Members of the Literacy Specialist Program learn not only from university courses but also from field experiences, and above all from the intersection of these two. Course work becomes vastly more complex and interesting when it is brought to bear on the real challenges in classrooms. Every student in the Literacy Specialist Program is expected to work in a classroom or two as a teacher-researcher and reflective practitioner. Students complete internships in classrooms across New York City and its neighboring boroughs. Interns log 10-12 hours of literacy-related instruction per week, typically two and half to three hours a day, four days per week.

Fieldwork assignments vary based on the graduate student’s prior experience and wishes. A graduate student who has a full-time position teaching in a nearby school may use his or her own classroom as a lab site to try out new learning. A graduate student who comes to New York from another part of the world may ask for help securing a teaching position or an assistant-teaching position, and in this instance, too, the fieldwork becomes part of that person’s full-time job.

Most graduate students, however, come to Teachers College for full-time study, during which they experience two different placements—one in the fall and one in the spring.
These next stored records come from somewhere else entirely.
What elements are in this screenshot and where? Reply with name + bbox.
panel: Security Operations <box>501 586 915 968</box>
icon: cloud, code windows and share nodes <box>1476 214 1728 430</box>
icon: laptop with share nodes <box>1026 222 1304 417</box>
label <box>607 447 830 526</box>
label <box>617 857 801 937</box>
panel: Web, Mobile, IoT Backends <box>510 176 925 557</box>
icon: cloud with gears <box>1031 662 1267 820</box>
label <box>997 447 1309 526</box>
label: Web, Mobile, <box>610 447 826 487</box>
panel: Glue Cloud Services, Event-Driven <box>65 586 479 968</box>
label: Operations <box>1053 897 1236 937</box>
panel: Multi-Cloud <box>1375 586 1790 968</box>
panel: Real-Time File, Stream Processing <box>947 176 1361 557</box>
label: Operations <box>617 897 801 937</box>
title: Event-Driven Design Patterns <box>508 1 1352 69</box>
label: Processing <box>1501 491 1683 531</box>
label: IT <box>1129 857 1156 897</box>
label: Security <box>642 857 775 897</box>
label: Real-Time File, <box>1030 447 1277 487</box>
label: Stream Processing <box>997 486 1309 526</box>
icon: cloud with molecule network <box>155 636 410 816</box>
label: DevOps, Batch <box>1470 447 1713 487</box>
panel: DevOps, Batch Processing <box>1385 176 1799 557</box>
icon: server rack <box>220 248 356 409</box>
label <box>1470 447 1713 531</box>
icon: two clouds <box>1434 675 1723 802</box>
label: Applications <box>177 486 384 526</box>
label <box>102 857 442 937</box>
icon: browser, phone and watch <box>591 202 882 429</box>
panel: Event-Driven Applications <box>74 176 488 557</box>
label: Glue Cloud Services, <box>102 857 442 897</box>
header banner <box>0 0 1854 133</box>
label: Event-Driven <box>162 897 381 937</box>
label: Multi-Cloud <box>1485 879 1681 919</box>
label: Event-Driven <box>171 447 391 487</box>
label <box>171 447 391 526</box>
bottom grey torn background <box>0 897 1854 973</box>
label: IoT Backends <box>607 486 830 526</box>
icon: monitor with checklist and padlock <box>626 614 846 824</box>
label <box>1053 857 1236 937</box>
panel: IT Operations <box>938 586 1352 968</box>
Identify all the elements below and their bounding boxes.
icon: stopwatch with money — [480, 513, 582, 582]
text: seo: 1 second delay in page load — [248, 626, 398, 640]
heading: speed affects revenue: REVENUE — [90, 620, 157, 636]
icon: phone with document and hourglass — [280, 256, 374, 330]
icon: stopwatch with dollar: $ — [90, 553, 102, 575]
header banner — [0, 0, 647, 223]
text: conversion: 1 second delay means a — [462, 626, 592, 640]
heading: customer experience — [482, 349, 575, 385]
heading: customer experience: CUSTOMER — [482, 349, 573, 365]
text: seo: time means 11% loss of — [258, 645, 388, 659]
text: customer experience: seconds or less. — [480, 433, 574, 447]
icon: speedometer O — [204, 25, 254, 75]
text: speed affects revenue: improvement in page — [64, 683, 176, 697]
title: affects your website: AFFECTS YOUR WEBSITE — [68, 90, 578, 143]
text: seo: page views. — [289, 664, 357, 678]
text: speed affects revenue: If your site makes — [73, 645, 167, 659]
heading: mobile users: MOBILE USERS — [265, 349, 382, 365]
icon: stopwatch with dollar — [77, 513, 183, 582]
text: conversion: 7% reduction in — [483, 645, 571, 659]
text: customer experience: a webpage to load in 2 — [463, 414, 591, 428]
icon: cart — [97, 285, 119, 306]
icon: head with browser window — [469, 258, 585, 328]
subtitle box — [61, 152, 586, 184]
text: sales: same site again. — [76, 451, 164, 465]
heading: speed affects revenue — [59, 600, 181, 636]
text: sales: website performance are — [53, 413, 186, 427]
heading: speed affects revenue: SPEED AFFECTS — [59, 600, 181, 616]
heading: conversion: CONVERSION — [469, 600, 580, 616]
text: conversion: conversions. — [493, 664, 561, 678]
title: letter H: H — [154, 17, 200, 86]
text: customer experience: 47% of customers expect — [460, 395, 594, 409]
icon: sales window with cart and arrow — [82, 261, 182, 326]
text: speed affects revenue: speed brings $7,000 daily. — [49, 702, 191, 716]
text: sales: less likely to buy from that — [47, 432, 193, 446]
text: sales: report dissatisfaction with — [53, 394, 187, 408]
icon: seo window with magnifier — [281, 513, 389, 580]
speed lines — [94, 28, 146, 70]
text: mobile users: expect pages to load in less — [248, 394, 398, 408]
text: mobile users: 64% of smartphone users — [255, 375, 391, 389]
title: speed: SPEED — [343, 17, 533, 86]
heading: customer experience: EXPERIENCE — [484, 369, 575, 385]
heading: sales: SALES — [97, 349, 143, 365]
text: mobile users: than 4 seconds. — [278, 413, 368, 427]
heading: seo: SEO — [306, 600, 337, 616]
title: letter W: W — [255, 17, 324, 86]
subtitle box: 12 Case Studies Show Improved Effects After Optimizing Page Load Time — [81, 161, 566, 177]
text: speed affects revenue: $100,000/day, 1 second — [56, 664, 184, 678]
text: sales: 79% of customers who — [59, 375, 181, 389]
One placement may be in a classroom and the other may be as an apprentice with a member of the Teachers College Reading and Writing Project staff or with a literacy coach. Alternatively, the placements may be in two classrooms at different grade levels.

Always, graduate students are placed in schools that are deeply involved in literacy reform. Through these placements, students have the opportunity to observe and learn from a mentor teacher who is experienced in workshop teaching, as well as to practice and engage in instruction alongside this person. Students are assigned a supervisor who visits them in their placements and provides support and feedback. Finally, students also participate in the ongoing staff development that occurs in the school. Many end up being deluged with job offers from the schools connected to the program



I graduated from the Literacy Specialist Program several years ago and I am aware every day of how the program has opened doors for me. I learned from teachers who had extensive knowledge of child development and education and who challenged me to take the work of teaching reading and writing from multiple perspectives. I also was fortunate to connect with a mentor at TCRWP who strengthened my skills as a teacher and learner, and to work with members of the Project to conduct research and write lessons for the Units of Study. Now I am teaching at one of NYC’s greatest public schools, and remain connected to the institution and people from the program, as I am surrounded by other teachers who have also learned from TC and TCRWP. All of these experiences and connections have helped me become a more reflective, critical and effective teacher, and have come my way as a result of the Literacy Specialist Program.